Salt Typhoon 2024–2025: China's 8-Month Infiltration of US Telecom Wiretap Infrastructure

Salt Typhoon — a Chinese state-sponsored APT group — infiltrated the systems of at least nine major US telecommunications carriers over an eight-month period, gaining access to the lawful intercept infrastructure that US law enforcement uses to conduct court-authorized wiretaps. The attackers didn't steal financial data or encrypt systems for ransom. They accessed the list of individuals under federal surveillance — providing Chinese intelligence with a real-time window into who the US government was watching, and why.

The Salt Typhoon breach is arguably the most consequential intelligence compromise in a decade. It wasn't discovered by any of the carriers. It was discovered by the FBI.

Salt Typhoon began infiltrating US telecom networks as early as August 2024. The campaign targeted the lawful intercept systems — specifically the CALEA (Communications Assistance for Law Enforcement Act) infrastructure — that carriers maintain to comply with federal wiretap orders. These systems, by design, provide access to call content and metadata for court-authorized surveillance targets. By compromising this infrastructure, Salt Typhoon gained access to communications of specific high-value targets the US government was actively surveilling, including individuals connected to the presidential campaigns of both major parties in 2024. The FBI and CISA disclosed the breach in November 2024. By early 2025, the scope had expanded to include AT&T, Verizon, T-Mobile, Lumen, and at least five additional carriers. The Senate was briefed in a classified session. The NSA Director described it as China demonstrating the ability to shut down US communications infrastructure at will. Remediation was described as incomplete as of early 2025.

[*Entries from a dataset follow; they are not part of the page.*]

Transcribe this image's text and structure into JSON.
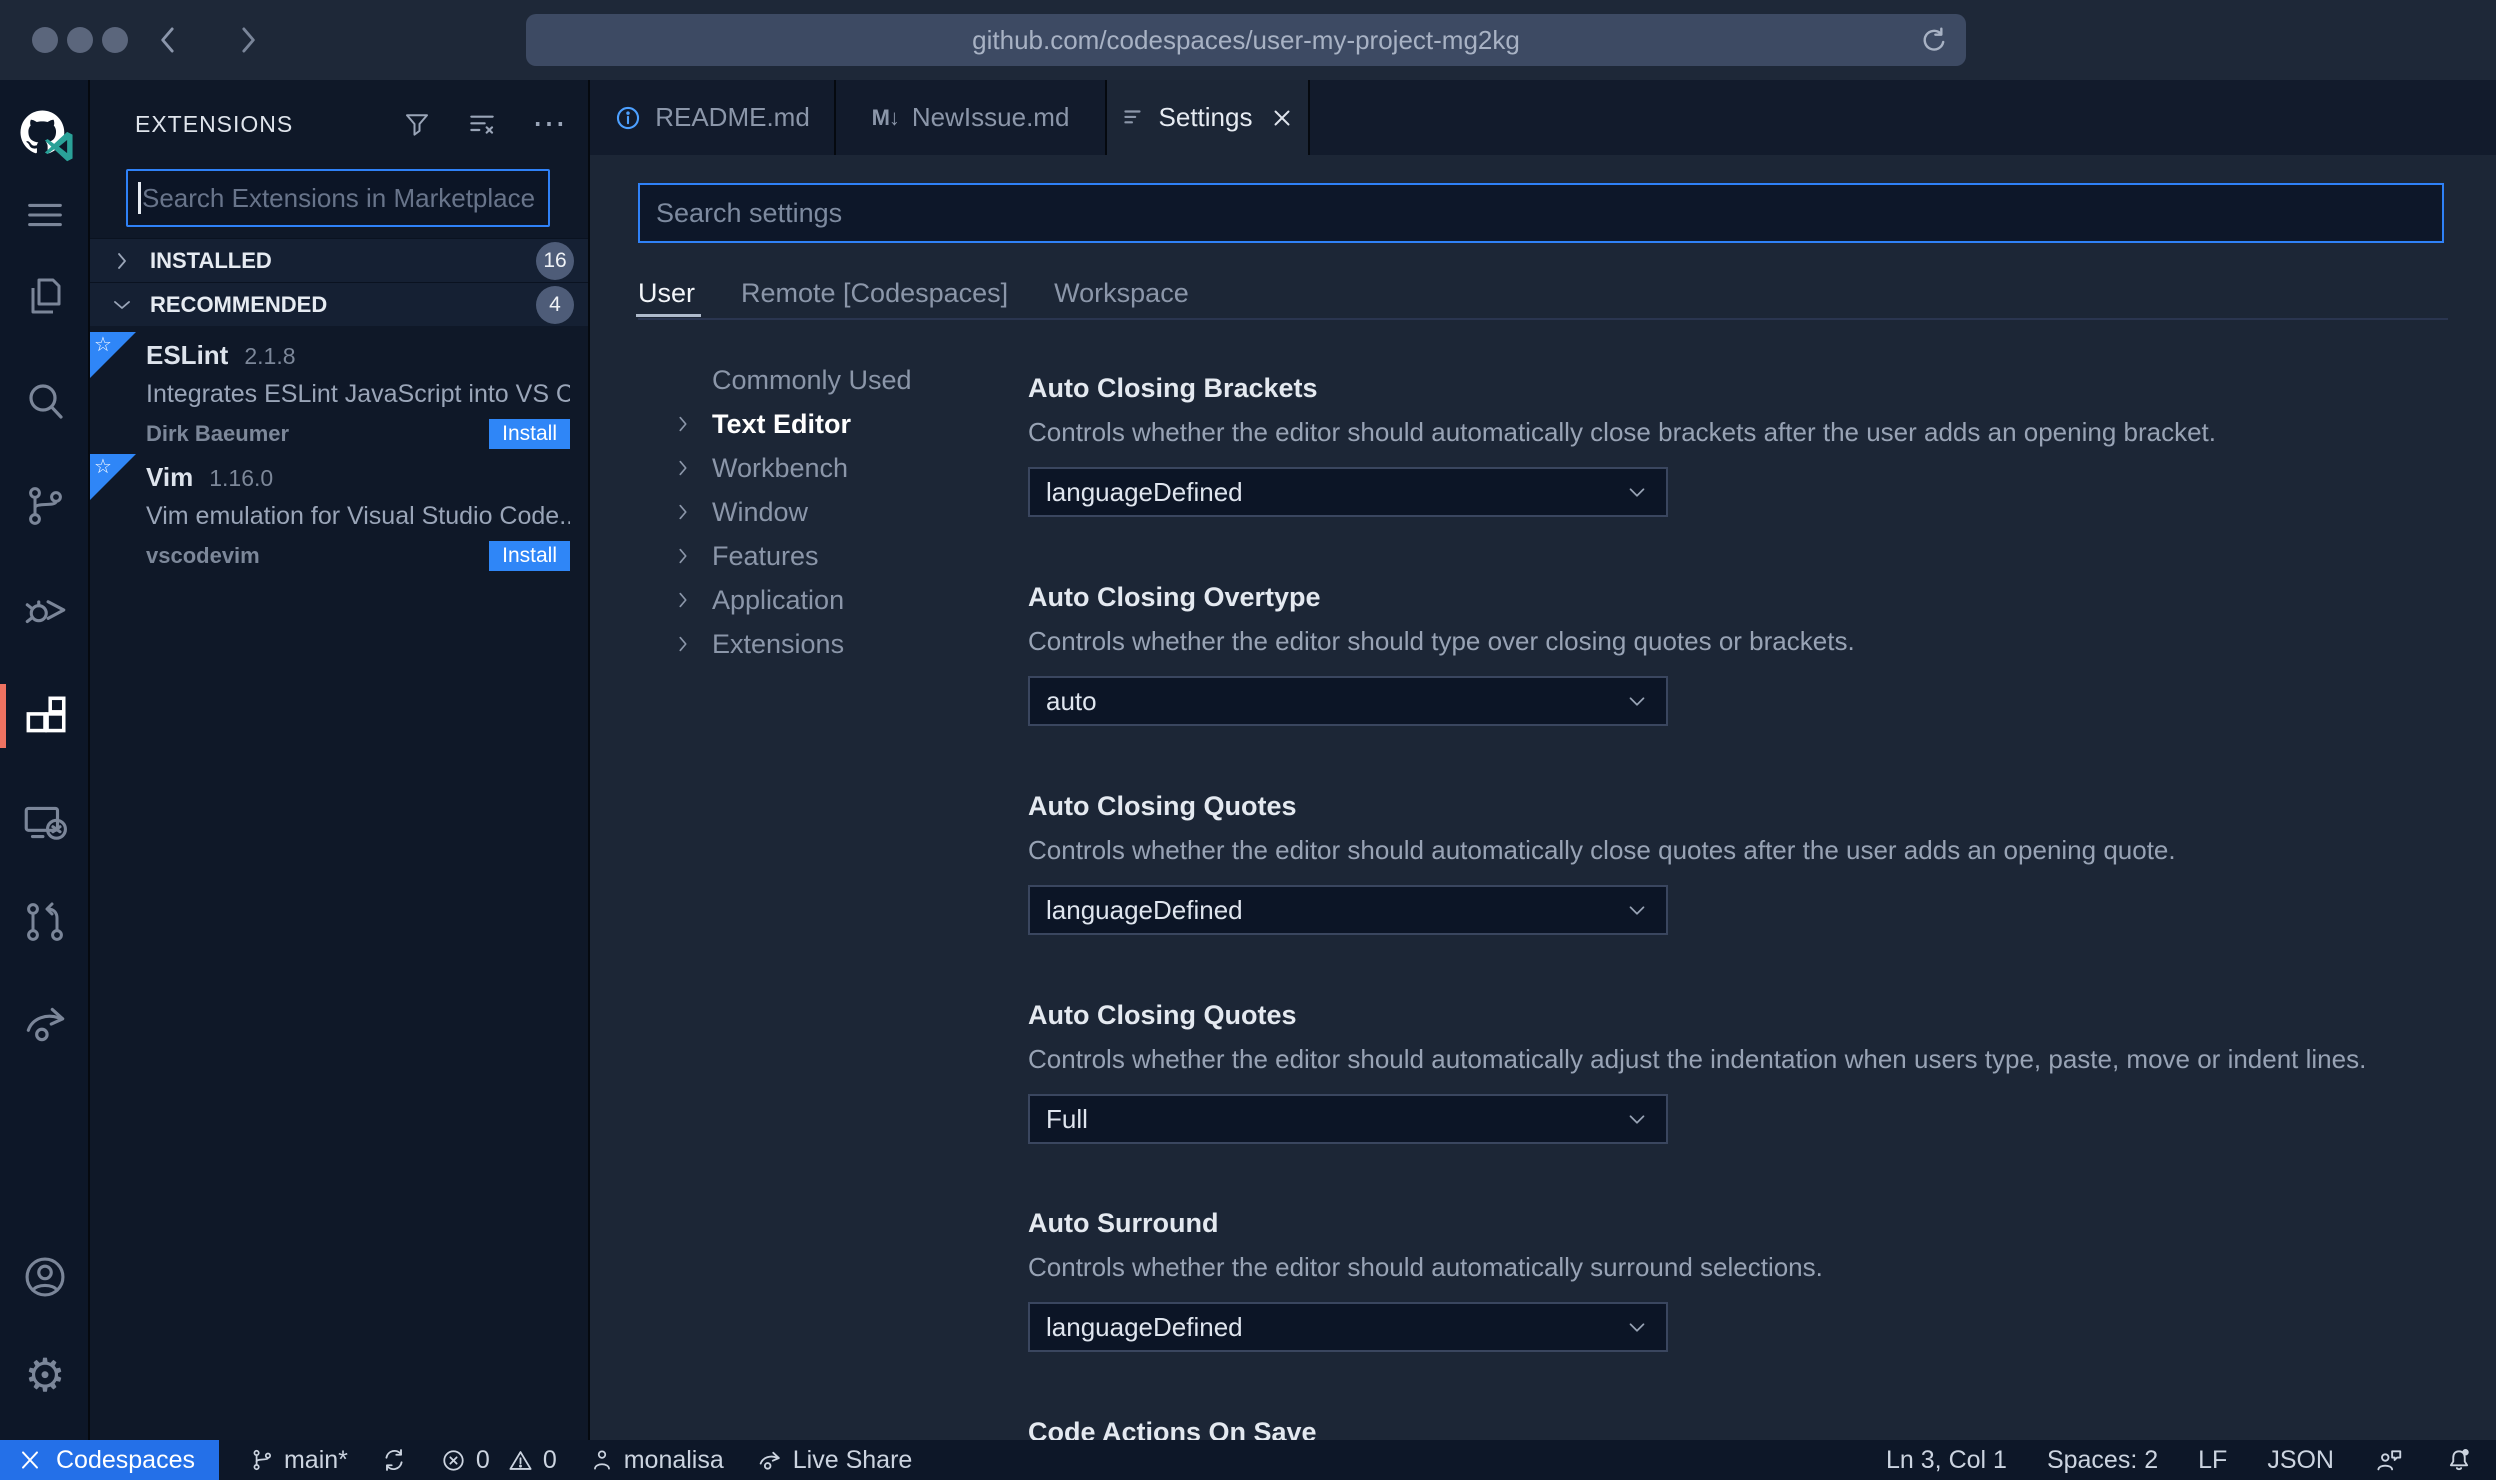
{
  "browser": {
    "url": "github.com/codespaces/user-my-project-mg2kg"
  },
  "sidebar": {
    "title": "EXTENSIONS",
    "search_placeholder": "Search Extensions in Marketplace",
    "sections": [
      {
        "label": "INSTALLED",
        "count": "16"
      },
      {
        "label": "RECOMMENDED",
        "count": "4"
      }
    ],
    "extensions": [
      {
        "name": "ESLint",
        "version": "2.1.8",
        "description": "Integrates ESLint JavaScript into VS C...",
        "publisher": "Dirk Baeumer",
        "action": "Install"
      },
      {
        "name": "Vim",
        "version": "1.16.0",
        "description": "Vim emulation for Visual Studio Code...",
        "publisher": "vscodevim",
        "action": "Install"
      }
    ]
  },
  "tabs": [
    {
      "label": "README.md"
    },
    {
      "label": "NewIssue.md"
    },
    {
      "label": "Settings"
    }
  ],
  "settings": {
    "search_placeholder": "Search settings",
    "scopes": [
      "User",
      "Remote [Codespaces]",
      "Workspace"
    ],
    "tree": [
      "Commonly Used",
      "Text Editor",
      "Workbench",
      "Window",
      "Features",
      "Application",
      "Extensions"
    ],
    "entries": [
      {
        "title": "Auto Closing Brackets",
        "description": "Controls whether the editor should automatically close brackets after the user adds an opening bracket.",
        "value": "languageDefined"
      },
      {
        "title": "Auto Closing Overtype",
        "description": "Controls whether the editor should type over closing quotes or brackets.",
        "value": "auto"
      },
      {
        "title": "Auto Closing Quotes",
        "description": "Controls whether the editor should automatically close quotes after the user adds an opening quote.",
        "value": "languageDefined"
      },
      {
        "title": "Auto Closing Quotes",
        "description": "Controls whether the editor should automatically adjust the indentation when users type, paste, move or indent lines.",
        "value": "Full"
      },
      {
        "title": "Auto Surround",
        "description": "Controls whether the editor should automatically surround selections.",
        "value": "languageDefined"
      },
      {
        "title": "Code Actions On Save",
        "description": "",
        "value": ""
      }
    ]
  },
  "status_bar": {
    "codespaces": "Codespaces",
    "branch": "main*",
    "errors": "0",
    "warnings": "0",
    "user": "monalisa",
    "live_share": "Live Share",
    "line_col": "Ln 3, Col 1",
    "spaces": "Spaces: 2",
    "eol": "LF",
    "language": "JSON"
  },
  "icons": {
    "ellipsis": "⋯",
    "markdown_tab": "M↓",
    "ribbon_star": "☆",
    "gear": "⚙"
  },
  "colors": {
    "accent_blue": "#2f81f7",
    "status_blue": "#2470e8",
    "active_indicator_orange": "#ee7261",
    "editor_bg": "#1c2636",
    "panel_bg": "#0f1828"
  }
}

Salt Typhoon exploited vulnerabilities in the administrative systems of telecom carriers, using a combination of compromised credentials and known vulnerabilities in network edge devices including Cisco routers and network management systems. Once inside, the attackers moved laterally to identify and access the CALEA lawful intercept systems, which are maintained in isolated but connected network segments. The persistence of the intrusion — eight or more months across nine carriers without detection — reflects either sophisticated operational security or a monitoring gap in carrier security operations that allowed legitimate-appearing access patterns to go undetected. The attackers demonstrated patience consistent with long-term intelligence collection rather than rapid exploitation: they observed without disrupting, collected without triggering alerts, and exfiltrated selectively rather than in bulk.

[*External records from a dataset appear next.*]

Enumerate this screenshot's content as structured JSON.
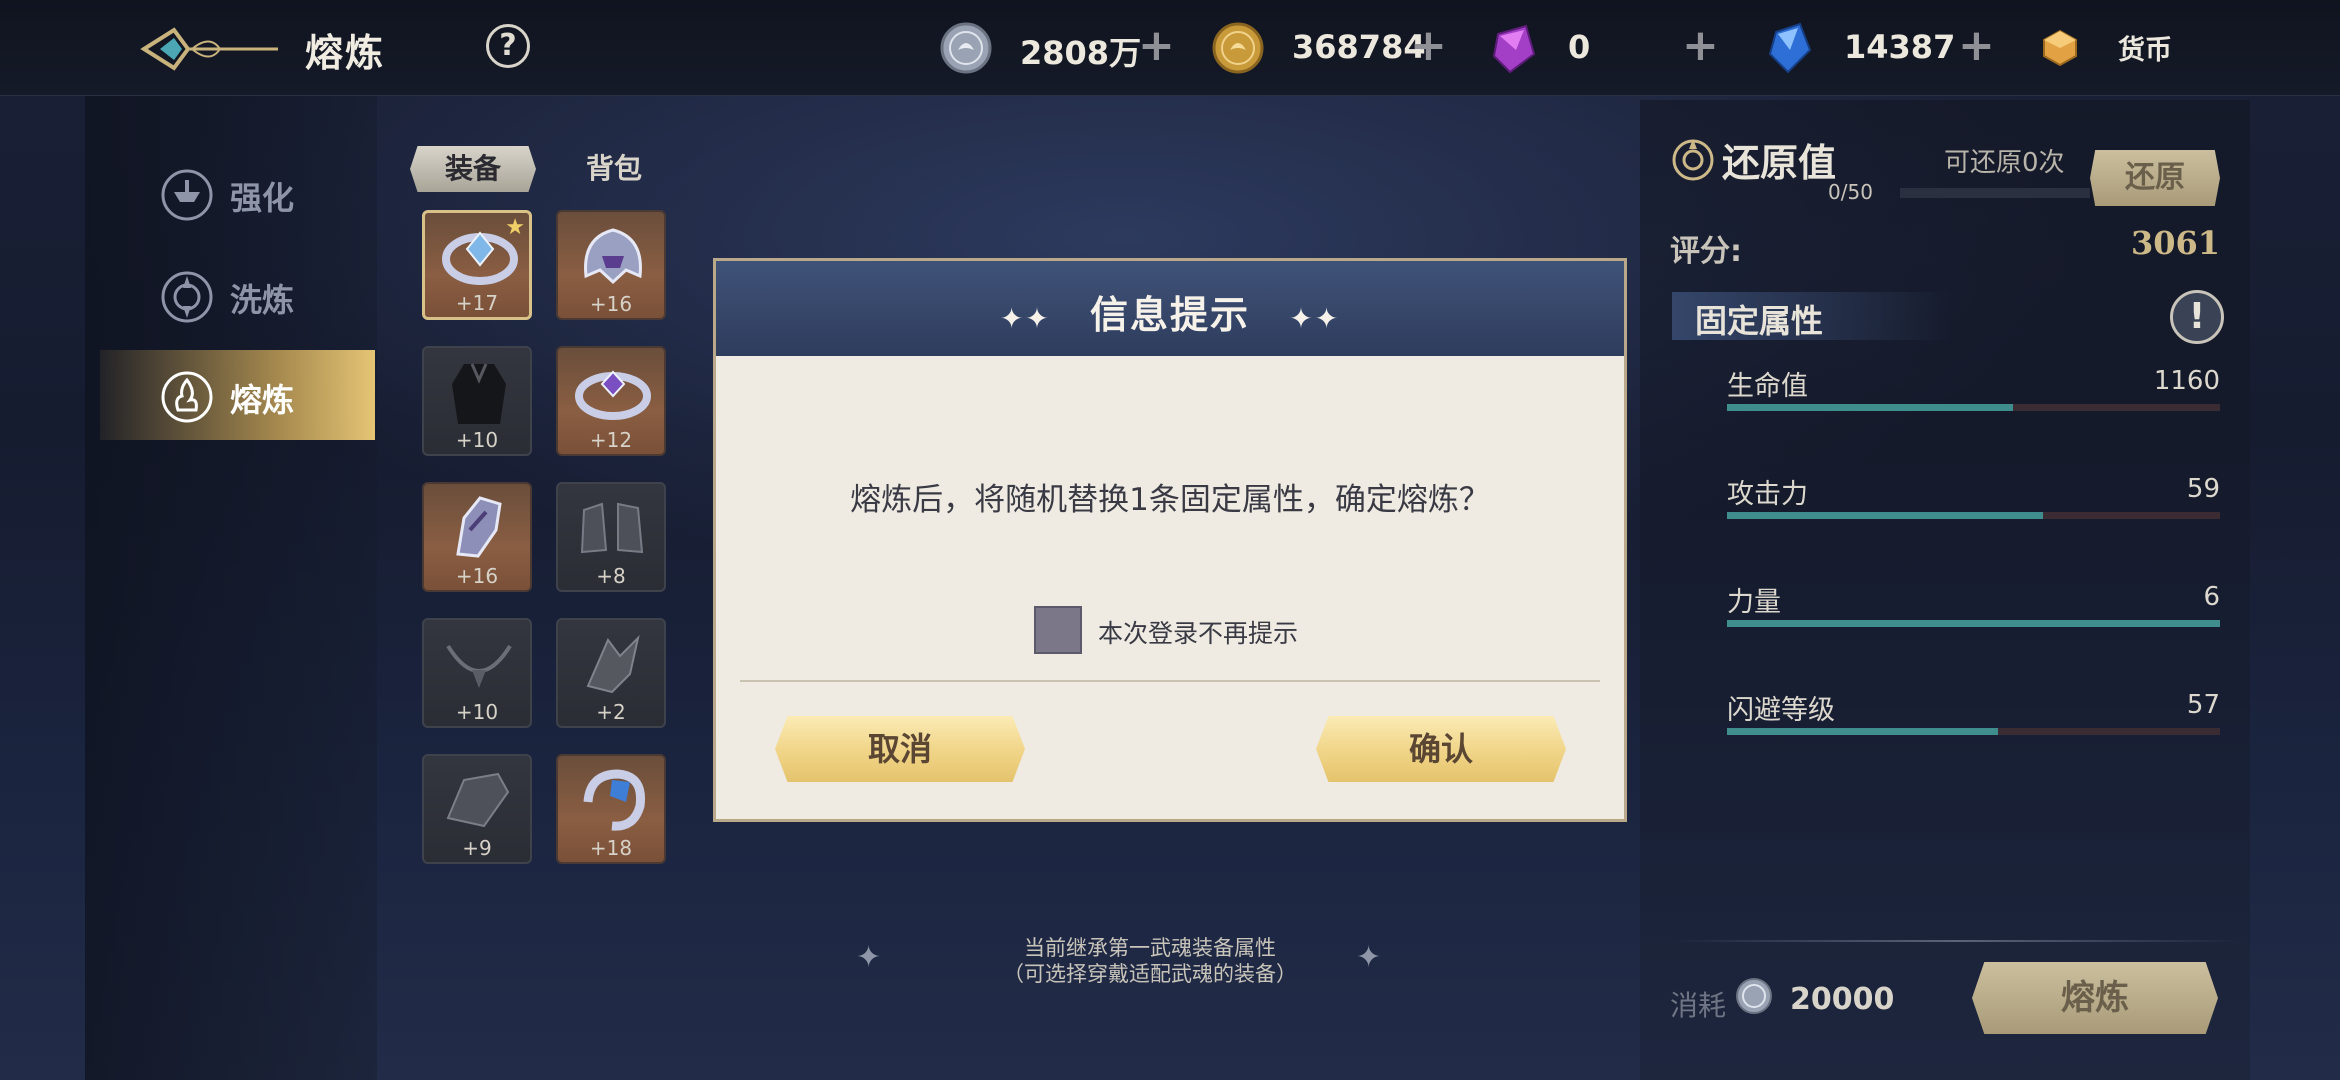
{
  "header": {
    "title": "熔炼",
    "help": "?",
    "currencies": [
      {
        "icon": "silver-coin-icon",
        "value": "2808万"
      },
      {
        "icon": "gold-coin-icon",
        "value": "368784"
      },
      {
        "icon": "purple-crystal-icon",
        "value": "0"
      },
      {
        "icon": "blue-crystal-icon",
        "value": "14387"
      }
    ],
    "currency_icon": "currency-cube-icon",
    "currency_label": "货币"
  },
  "nav": {
    "items": [
      {
        "label": "强化",
        "icon": "enhance-icon"
      },
      {
        "label": "洗炼",
        "icon": "refine-icon"
      },
      {
        "label": "熔炼",
        "icon": "smelt-icon",
        "selected": true
      }
    ]
  },
  "equipment": {
    "tabs": [
      "装备",
      "背包"
    ],
    "active_tab": "装备",
    "slots": [
      {
        "icon": "ring-icon",
        "level": "+17",
        "filled": true,
        "starred": true,
        "selected": true
      },
      {
        "icon": "helmet-icon",
        "level": "+16",
        "filled": true
      },
      {
        "icon": "armor-icon",
        "level": "+10",
        "filled": false
      },
      {
        "icon": "ring-icon",
        "level": "+12",
        "filled": true
      },
      {
        "icon": "gauntlet-icon",
        "level": "+16",
        "filled": true
      },
      {
        "icon": "boots-icon",
        "level": "+8",
        "filled": false
      },
      {
        "icon": "necklace-icon",
        "level": "+10",
        "filled": false
      },
      {
        "icon": "ornament-icon",
        "level": "+2",
        "filled": false
      },
      {
        "icon": "bracer-icon",
        "level": "+9",
        "filled": false
      },
      {
        "icon": "bracelet-icon",
        "level": "+18",
        "filled": true
      }
    ]
  },
  "restore": {
    "title": "还原值",
    "count_text": "可还原0次",
    "progress": "0/50",
    "button": "还原"
  },
  "score": {
    "label": "评分:",
    "value": "3061"
  },
  "fixed_attributes": {
    "label": "固定属性",
    "info": "!",
    "items": [
      {
        "name": "生命值",
        "value": "1160",
        "fill": 0.58
      },
      {
        "name": "攻击力",
        "value": "59",
        "fill": 0.64
      },
      {
        "name": "力量",
        "value": "6",
        "fill": 1.0
      },
      {
        "name": "闪避等级",
        "value": "57",
        "fill": 0.55
      }
    ]
  },
  "cost": {
    "label": "消耗",
    "value": "20000"
  },
  "smelt_button": "熔炼",
  "hint": {
    "line1": "当前继承第一武魂装备属性",
    "line2": "（可选择穿戴适配武魂的装备）"
  },
  "dialog": {
    "title": "信息提示",
    "message": "熔炼后，将随机替换1条固定属性，确定熔炼？",
    "checkbox_label": "本次登录不再提示",
    "cancel": "取消",
    "confirm": "确认"
  },
  "colors": {
    "accent_gold": "#f0d487",
    "bar_fill": "#3f8d8c",
    "bar_track": "#3b2b33",
    "dialog_header": "#3f5278"
  }
}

For PE sponsors with telecom, cable, or internet service portfolio companies, Salt Typhoon establishes that lawful intercept infrastructure requires its own security tier — isolated, heavily monitored, and subject to continuous integrity verification. Any carrier-class portfolio company operating CALEA infrastructure should treat it as the highest-priority security investment in their environment. Beyond telecom, Salt Typhoon signals that nation-state actors now routinely target the administrative systems adjacent to sensitive data rather than the data itself — a targeting model that extends to any organization managing regulated access to sensitive communications.